Software Development Practices: What's the Problem?
This is the first post in a series on software development practices. We’re launching the series with a couple of posts aimed at helping those who might not have a technical background communicate their feature requests to developers.
The first time I started working with a development team, I proudly handed them my list of entirely reasonable and helpfully prioritized feature requests and sat back and waited for the magic to happen. They had an unexpectedly large number of follow up questions for me. The conversations went something like this*:
Development manager: We don’t understand this feature request.
Me: It says right there, I need an optional print button on the screen where users edit holdings data.
Development manager: And what exactly should it print?
Me: Ah, good question! It should print the call number, any copy information and, optionally, the location. Thank you for asking.
Development manager: I have a lot more questions, but first, what problem does this solve for the user?
Me: Is this a trick question?
It turns out it wasn’t even remotely a trick question. And so began my gentle schooling in the discipline of articulating problems instead of solutions. I say “gentle” because the developers could have unleashed a barrage of questions at me, including:
- Do you want this on every screen where you can edit holdings data or just a specific one?
- Do you ever want to print multiple records?
- Does the user need a print preview function?
- Does the user need to be able to change the font or font size?
- Are we printing to a standard size, or does that need to be configurable?

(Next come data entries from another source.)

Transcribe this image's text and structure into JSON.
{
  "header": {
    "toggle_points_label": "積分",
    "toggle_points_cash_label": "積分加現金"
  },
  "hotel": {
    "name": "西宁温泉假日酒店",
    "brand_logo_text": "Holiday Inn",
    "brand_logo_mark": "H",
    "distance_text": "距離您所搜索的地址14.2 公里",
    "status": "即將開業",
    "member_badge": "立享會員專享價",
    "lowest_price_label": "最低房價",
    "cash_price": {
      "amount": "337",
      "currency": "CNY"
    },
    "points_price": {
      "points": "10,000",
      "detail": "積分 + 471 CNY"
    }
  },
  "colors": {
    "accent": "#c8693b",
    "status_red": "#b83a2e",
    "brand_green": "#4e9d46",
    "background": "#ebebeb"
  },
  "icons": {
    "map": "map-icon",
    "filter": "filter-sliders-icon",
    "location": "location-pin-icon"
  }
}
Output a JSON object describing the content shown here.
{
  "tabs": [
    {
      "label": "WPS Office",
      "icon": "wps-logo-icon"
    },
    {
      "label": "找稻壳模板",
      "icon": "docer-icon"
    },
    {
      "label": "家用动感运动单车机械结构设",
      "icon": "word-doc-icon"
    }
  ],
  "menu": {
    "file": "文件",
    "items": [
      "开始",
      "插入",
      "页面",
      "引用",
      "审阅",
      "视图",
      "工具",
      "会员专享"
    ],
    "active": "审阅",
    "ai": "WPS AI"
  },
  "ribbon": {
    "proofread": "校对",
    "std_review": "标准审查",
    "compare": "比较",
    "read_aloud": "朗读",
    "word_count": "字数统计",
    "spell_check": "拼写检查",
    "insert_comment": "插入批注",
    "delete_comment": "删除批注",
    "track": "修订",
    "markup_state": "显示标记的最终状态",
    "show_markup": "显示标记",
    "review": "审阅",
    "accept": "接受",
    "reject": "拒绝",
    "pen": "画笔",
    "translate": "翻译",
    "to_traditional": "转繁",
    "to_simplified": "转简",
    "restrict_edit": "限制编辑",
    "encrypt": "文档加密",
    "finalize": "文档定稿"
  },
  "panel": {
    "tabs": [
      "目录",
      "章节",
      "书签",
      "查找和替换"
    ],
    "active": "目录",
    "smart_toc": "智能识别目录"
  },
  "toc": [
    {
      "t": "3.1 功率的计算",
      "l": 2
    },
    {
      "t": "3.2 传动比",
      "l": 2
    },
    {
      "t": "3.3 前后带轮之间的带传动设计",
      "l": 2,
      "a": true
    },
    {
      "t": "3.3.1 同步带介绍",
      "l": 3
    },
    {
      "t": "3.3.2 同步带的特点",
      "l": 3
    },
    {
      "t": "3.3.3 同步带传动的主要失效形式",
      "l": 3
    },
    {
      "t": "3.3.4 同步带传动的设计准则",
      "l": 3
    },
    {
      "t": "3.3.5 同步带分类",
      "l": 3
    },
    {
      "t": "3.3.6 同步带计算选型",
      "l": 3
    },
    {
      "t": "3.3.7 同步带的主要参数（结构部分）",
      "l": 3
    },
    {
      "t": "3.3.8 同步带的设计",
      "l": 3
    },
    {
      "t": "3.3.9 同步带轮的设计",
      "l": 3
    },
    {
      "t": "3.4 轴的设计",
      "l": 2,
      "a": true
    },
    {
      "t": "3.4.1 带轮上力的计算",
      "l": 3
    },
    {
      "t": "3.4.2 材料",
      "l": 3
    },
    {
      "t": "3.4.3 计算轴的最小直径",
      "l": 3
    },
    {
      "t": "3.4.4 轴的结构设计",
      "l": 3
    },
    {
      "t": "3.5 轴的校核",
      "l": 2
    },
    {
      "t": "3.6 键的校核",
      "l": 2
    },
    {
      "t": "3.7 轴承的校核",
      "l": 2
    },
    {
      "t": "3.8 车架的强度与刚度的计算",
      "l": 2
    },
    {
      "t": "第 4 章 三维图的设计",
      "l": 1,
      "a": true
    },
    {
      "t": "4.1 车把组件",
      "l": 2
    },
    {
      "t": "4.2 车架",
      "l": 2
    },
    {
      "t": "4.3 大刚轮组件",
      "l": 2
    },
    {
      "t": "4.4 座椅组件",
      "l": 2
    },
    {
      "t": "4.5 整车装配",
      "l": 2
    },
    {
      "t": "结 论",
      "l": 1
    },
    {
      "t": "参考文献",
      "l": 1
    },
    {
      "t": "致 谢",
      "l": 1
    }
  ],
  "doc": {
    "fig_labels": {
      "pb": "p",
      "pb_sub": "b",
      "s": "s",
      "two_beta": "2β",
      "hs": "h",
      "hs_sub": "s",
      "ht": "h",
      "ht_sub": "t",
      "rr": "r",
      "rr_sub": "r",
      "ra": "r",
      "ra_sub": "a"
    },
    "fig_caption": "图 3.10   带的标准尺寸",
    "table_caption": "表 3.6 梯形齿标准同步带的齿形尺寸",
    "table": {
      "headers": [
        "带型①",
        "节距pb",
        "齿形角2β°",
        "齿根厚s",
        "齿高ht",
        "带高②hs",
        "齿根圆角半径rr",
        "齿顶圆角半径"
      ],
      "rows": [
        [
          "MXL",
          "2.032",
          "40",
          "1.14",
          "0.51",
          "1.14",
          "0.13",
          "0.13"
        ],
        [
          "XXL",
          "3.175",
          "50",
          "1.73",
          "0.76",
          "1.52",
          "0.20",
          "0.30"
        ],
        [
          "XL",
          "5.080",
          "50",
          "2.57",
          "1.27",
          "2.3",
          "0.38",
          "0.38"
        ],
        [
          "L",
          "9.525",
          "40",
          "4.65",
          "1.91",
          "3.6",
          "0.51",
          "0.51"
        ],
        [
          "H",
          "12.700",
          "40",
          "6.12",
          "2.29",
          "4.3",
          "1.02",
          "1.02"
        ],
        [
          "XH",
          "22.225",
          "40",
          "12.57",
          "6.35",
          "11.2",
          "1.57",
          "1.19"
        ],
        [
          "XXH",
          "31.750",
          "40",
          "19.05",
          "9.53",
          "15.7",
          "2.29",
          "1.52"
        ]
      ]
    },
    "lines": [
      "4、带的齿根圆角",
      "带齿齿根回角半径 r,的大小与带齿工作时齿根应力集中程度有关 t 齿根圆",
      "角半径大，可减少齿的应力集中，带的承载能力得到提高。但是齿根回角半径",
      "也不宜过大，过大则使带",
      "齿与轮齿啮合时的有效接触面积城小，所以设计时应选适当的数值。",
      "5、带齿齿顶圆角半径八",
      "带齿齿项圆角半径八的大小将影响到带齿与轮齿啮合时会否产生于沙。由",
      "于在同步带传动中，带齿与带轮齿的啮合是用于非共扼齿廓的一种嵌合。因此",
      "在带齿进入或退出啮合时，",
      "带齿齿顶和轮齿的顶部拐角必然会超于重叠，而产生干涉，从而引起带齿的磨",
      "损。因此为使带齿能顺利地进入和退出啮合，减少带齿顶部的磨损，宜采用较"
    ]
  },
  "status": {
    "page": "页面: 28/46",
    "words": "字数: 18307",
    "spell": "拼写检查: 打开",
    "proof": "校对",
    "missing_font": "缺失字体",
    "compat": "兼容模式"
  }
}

Mercifully, they opted instead to encourage me to stop and consider why the user needed to print in the first place. This was a crucial shift in thinking.

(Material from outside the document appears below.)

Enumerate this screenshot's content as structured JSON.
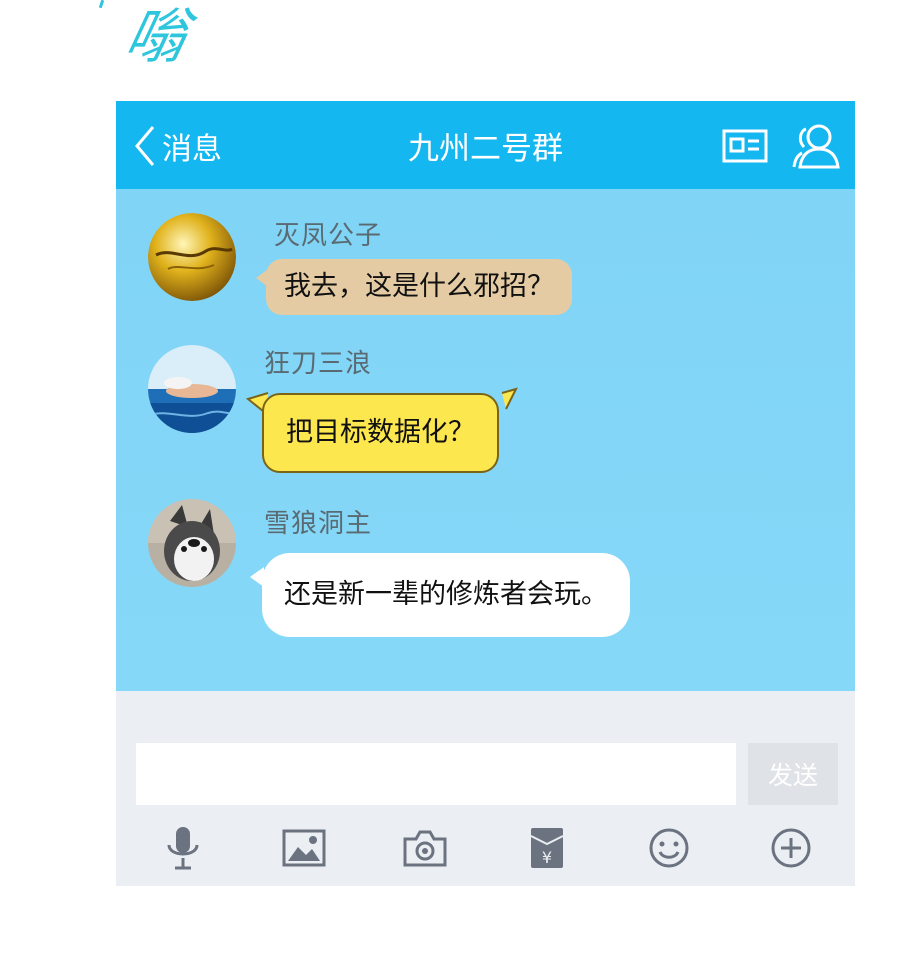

As someone who is happily tech adjacent (I like working alongside people who have excellent technical chops, but my talents lie elsewhere), any solution I suggest is going to be based on my understanding of the technology, which is just not as deep or as varied as the technical experts I work with. That means I – or my users – may miss out on a much more elegant solution because I wasn’t aware of all of the possibilities.
I've learned over time that the most valuable piece of information I can share with developers is a good understanding of the problem we’re trying to solve. That sets up an opportunity for me as the workflow expert to partner with the developer and come up with a solution cooperatively. And here’s the best part: most librarians have had at least some exposure to a proven approach for sussing out what problem a user really needs help with. That’s right, dust off those reference interview techniques (See section 3) if you haven’t used them lately – they provide a useful template for identifying what a user actually needs. Here are a few open-ended questions you might want to work through:
- What is the user trying to accomplish?
- What else do I know about this workflow?
- Are there other ways we’ve tried to solve this problem before?
And then some clarifying questions you can think about:
- How often does the user need to do this?
- Do other users do the same activity?
- What are the constraints the user has in this situation?
You can change these up in whatever way works best for you and your project. However you approach it, the better you are able to explain the problem, the better the information you can share with developers and, ultimately, the better the solution for end users. Stay tuned for our next post where we’ll talk about how user stories help you document the problem you’ve identified.
*Specific feature fictionalized to protect the innocent.